Political messaging is another irritant. Some members of any given group will always be committed to pushing political agendas. These folks will forward every bit of nonsense that fits their political inclinations. Others spout religious gobbledygook and share “spiritual” messages from “Godpersons”. Some folks just indiscriminately forward everything, including messages about their tax returns.
Despite the drawbacks, such social media groups can be useful. Alumni associations, resident welfare groups, professional bodies, work colleagues, hobbyists, politicians, all use WhatsApp and FB groups to stay in touch, pass information, and coordinate events. Also, if you’re on a decent data connection and plan, it’s a good way to save money on voice/video calls. End-to-end encryption is a comfort in these times. But this is only one thin layer of protection and it’s very permeable. All it takes is one person to forward and breach privacy.
One important use for closed, encrypted groups is to create “whisper networks”, where private thoughts and sensitive information can be shared. Women have always used physical whisper networks. Domestic workers in every middle-class mohalla share information about “Sahibs” who indulge in sexual harassment and “Madams” (for some reason, Memsahibs are now madams) who are tight-fisted and/or bitchy.
In technologically sophisticated professions, women use online whisper networks to warn each other about sexual harassers. For example, women working in the US media used a closed whisper network to warn each other about men in the media with creepy reputations.

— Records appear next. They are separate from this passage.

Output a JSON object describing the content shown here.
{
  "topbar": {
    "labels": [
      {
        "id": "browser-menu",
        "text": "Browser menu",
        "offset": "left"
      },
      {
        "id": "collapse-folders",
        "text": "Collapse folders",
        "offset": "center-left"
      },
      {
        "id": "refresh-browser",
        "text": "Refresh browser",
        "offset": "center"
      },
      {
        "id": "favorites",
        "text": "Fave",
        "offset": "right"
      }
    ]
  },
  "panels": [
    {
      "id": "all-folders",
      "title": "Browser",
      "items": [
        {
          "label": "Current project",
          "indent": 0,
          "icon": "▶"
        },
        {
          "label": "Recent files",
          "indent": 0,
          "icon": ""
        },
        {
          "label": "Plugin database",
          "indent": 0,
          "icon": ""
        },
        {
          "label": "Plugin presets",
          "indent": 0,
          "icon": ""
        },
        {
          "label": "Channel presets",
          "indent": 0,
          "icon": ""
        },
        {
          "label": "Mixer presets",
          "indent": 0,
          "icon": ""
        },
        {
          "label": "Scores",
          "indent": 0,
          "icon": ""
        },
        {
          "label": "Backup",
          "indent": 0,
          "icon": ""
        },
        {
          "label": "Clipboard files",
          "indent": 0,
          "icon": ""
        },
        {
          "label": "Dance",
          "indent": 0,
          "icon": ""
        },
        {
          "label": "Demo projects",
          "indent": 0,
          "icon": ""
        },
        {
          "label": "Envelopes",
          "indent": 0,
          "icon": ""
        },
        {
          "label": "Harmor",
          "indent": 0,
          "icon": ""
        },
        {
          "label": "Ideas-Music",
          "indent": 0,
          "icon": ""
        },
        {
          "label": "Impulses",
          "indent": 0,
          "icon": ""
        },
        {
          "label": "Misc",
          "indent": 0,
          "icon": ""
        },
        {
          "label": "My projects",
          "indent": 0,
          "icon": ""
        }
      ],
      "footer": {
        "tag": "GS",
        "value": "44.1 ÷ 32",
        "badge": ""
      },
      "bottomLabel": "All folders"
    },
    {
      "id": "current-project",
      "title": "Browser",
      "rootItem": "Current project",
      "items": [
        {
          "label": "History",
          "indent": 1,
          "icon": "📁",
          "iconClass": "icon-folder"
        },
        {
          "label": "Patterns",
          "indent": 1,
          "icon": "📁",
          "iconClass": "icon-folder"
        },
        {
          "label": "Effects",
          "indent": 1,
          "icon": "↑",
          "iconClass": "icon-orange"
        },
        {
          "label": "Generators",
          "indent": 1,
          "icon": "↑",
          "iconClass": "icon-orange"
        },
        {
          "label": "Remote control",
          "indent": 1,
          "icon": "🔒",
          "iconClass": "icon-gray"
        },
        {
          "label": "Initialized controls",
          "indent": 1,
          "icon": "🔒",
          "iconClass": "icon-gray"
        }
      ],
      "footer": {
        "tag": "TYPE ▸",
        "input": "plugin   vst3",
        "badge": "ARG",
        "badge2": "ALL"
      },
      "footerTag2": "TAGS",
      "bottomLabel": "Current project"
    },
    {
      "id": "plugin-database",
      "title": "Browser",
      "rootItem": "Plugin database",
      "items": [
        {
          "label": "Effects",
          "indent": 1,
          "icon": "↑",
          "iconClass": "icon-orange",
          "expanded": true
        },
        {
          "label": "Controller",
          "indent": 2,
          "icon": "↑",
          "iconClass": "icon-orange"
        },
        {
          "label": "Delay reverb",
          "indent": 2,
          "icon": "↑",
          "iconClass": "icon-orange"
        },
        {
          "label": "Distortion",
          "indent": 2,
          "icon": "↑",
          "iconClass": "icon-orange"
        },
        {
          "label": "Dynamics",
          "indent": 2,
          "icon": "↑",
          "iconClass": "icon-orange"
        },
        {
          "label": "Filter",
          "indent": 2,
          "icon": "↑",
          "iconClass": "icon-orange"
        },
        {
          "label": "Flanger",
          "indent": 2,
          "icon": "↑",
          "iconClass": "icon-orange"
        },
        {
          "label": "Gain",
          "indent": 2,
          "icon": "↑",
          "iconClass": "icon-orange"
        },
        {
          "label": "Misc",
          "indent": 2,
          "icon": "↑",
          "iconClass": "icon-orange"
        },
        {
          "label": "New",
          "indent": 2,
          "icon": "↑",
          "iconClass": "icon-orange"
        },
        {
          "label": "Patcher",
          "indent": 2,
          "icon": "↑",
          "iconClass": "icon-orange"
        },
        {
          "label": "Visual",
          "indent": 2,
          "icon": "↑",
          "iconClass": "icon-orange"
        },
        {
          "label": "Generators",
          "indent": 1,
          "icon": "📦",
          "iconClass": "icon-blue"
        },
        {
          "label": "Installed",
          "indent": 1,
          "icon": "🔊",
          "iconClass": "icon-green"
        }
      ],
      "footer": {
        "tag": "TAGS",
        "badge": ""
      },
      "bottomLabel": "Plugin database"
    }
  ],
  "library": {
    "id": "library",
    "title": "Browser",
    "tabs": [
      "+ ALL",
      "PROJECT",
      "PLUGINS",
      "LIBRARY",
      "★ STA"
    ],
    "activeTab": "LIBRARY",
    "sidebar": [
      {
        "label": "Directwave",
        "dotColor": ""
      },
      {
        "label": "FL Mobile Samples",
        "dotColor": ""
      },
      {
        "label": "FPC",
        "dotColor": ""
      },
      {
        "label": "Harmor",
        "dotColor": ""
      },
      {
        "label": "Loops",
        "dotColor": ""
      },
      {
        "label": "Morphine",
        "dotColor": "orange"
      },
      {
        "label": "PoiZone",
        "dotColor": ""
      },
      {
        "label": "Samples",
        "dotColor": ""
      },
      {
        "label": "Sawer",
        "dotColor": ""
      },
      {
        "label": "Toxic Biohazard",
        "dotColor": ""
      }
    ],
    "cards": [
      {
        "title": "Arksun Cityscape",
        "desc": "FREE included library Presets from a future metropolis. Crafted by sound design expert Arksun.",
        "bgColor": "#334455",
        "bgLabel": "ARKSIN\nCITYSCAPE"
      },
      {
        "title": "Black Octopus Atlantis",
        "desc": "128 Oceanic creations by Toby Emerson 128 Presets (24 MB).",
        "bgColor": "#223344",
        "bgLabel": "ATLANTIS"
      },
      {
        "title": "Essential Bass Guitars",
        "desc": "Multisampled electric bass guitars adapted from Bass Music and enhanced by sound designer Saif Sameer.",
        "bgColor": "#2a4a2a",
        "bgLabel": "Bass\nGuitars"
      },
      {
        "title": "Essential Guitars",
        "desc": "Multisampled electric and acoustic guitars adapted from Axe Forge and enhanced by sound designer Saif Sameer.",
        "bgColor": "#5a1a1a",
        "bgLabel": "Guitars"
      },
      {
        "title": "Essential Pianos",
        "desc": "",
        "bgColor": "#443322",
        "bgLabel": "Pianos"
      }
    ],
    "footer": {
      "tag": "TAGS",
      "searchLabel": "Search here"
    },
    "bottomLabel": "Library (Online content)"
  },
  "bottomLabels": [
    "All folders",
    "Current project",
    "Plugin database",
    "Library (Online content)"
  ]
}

When that list went public, all hell broke loose.
A law student of Indian origin in Singapore has started a similar whisper list of alleged sexual harassers working in Indian academia. The list is crowd-sourced from anonymous complaints and the intentions are similar. It is designed to warn students about professors with nasty behaviour patterns. Given that public complaints about harassment usually result in the complainant being victimised, the desire to compile such a list anonymously is understandable.
Sexual harassment is an endemic global problem and it is, equally obviously, not tackled at all effectively by current legal systems and processes. There is a crying need to sensitise men, to punish sexual harassers, to treat victims with compassion, and issue alerts about offenders.
But this is no solution. It is all too easy to create a fake online persona (or five) and make anonymous complaints against anybody you choose. Once named on such a list, the accused is smeared forever. For how does somebody refute an anonymous complaint about unspecified actions alleged to have occurred on some unknown date?